I applaud the authors for trying to standardize these important “denominators,” but I doubt that they can truly affect clinical practice. As they appropriately recognize, the accounting of the activity in this arena embraces many constituencies with different emphasis. Just like the United Kingdom, in the United States the focus of the National Cardiovascular Database Registry (NCDR), which tracks outcomes of PCI, is different from that of the NCDR-Acute Coronary Treatment and Intervention Outcomes Network (ACTION) registry tracking all MI hospitalizations in acute care hospitals, regardless of whether primary PCI was performed or not. Moreover, many of the groups defined by the HEAT-SEALED investigators are tracked by different entities, such as EMS, hospital administrators, interventional cardiology, etc, for different purposes.

As always, the devil is in the details. Let’s keep looking! 

References

1.    Shahzad A, Mars C, Dip HE, et al. Describing activity in primary percutaneous coronary intervention: an exploration of denominators. From the HEAT trial - a systematic evaluation of PPCI activations in Liverpool, explaining denominators (HEAT-SEALED). J Invasive Cardiol 2016;28:247-252. Epub 2016 Apr 15.

2.    Shahzad A, Kemp I, Mars C, et al. Unfractionated heparin versus bivalirudin in primary percutaneous coronary intervention (HEAT-PPCI): an open-label, single centre, randomised controlled trial. Lancet. 2014;384:1849-1858.

3.    Kontos MC, Kurz MC, Roberts CS, et al. An evaluation of the accuracy of emergency physician activation of the cardiac catheterization laboratory for patients with suspected ST-segment elevation myocardial infarction.
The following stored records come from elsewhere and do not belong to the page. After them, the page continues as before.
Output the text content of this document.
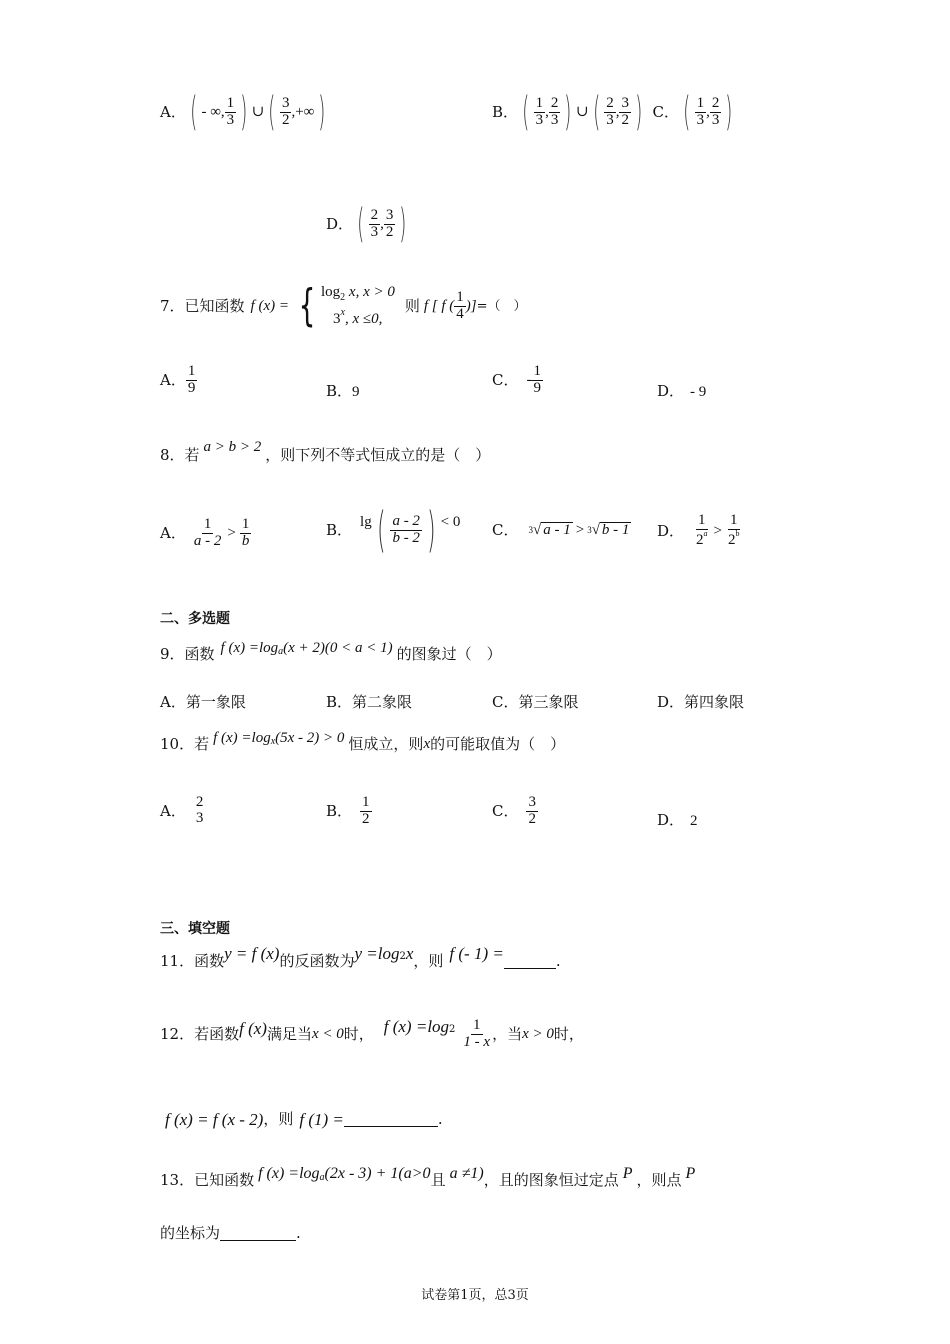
A． ( - ∞, $\frac{1}{3}$ ) ∪ ( $\frac{3}{2}$ ,+∞ )	B． ( $\frac{1}{3}$ , $\frac{2}{3}$ ) ∪ ( $\frac{2}{3}$ , $\frac{3}{2}$ ) C． ( $\frac{1}{3}$ , $\frac{2}{3}$ )
D． ( $\frac{2}{3}$ , $\frac{3}{2}$ )
7．已知函数 f (x) = { $\log_2 x$, x > 0
3$^x$, x ≤0,
则 f [ f ( $\frac{1}{4}$ )] =（　）
A． $\frac{1}{9}$	B．9
C． - $\frac{1}{9}$	D． - 9
8．若 a > b > 2 ，则下列不等式恒成立的是（　）
A． $\frac{1}{a - 2} > \frac{1}{b}$	B． lg ( $\frac{a - 2}{b - 2}$ ) < 0 C． 3 √ a - 1 > 3 √ b - 1 D． $\frac{1}{2^a} > \frac{1}{2^b}$
二、多选题
9．函数 f (x) =log a (x + 2)(0 < a < 1) 的图象过（　）
A．第一象限	B．第二象限	C．第三象限	D．第四象限
10．若 f (x) =log x (5x - 2) > 0 恒成立，则 x 的可能取值为（　）
A． 2
3	B． $\frac{1}{2}$	C． $\frac{3}{2}$	D． 2
三、填空题
11．函数 y = f (x) 的反函数为 y =log 2 x ，则 f (- 1) =	.
12．若函数 f (x) 满足当 x < 0 时， f (x) =log $2 \frac{1}{1 - x}$ ，当 x > 0 时，
f (x) = f (x - 2) ，则 f (1) =	.
13．已知函数 f (x) =log a (2x - 3) + 1(a>0 且 a ≠1) ，且的图象恒过定点 P ，则点 P
的坐标为	.
试卷第1页，总3页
Ann Emerg Med. 2010;55:423-430.

4.    Grines CL, Browne KF, Marco J, et al. A comparison of immediate angioplasty with thrombolytic therapy for acute myocardial infarction. The Primary Angioplasty in Myocardial Infarction Study Group. N Engl J Med. 1993;328:673-679.

5.    Cantor WJ, Hoogeveen P, Robert A, et al. Prehospital diagnosis and triage of ST-elevation myocardial infarction by paramedics without advanced care training. Am Heart J. 2012;164:201-206.

6.    McCabe JM, Armstrong EJ, Kulkarni A, et al. Prevalence and factors associated with false-positive ST-segment elevation myocardial infarction diagnoses at primary percutaneous coronary intervention-capable centers: a report from the Activate-SF registry. Arch Intern Med. 2012;172:864-871.


From the New York Methodist Hospital, Brooklyn, New York. 

Disclosure: The author has completed and returned the ICMJE Form for Disclosure of Potential Conflicts of Interest. Dr Brener reports consulting and speaker fees from AstraZeneca and The Medicines Company.